WPP’s chief executive Sir Martin Sorrell is facing a shareholders’ revolt in relation to the total reward package he received in 2011, led by the corporate governance consultancy Institutional Shareholders Services.
Salary, bonuses and share incentives that vested in 2011 totalled £11 million, up by 39% on 2010. When pension contributions and cash paid in lieu of dividends are included, the total reward package for 2011 was £13 million, an increase of 37.5%.
Some £7.3 million of Sir Martin’s rewards received in 2011 were earned in earlier years under a range of long-term incentive schemes.
It is difficult to make direct c0mparisons with the rewards paid to Omnicom Group’s chief executive John Wren although he seems to have done a little less well than Sir Martin Sorrell in 2011. His package totalled almost £10 million, reflecting an increase of about 42% on his 2010 package.
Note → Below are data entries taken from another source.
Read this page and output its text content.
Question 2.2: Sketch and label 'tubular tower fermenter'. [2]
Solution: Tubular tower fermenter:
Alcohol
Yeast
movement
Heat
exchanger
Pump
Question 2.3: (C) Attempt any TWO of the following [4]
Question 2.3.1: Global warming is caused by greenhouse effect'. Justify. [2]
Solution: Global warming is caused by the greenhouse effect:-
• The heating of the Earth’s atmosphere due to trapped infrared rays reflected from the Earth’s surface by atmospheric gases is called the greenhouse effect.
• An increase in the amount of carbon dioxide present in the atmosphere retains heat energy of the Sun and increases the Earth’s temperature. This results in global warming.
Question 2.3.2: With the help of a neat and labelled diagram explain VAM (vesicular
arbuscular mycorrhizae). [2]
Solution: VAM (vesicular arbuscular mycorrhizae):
But those figures reflect what was earned in 2011 whereas the figures for Sir Martin Sorrell are those actually made available to him in 2011.
Wren’s basic salary was considerably less than Sorrell’s – at $1 million (£647,000) compared with Sorrell’s £1.3 million.
At Publicis, chief executive Maurice Levy managed to survive on a total package of a mere €3.6 million (£3 million) in 2011.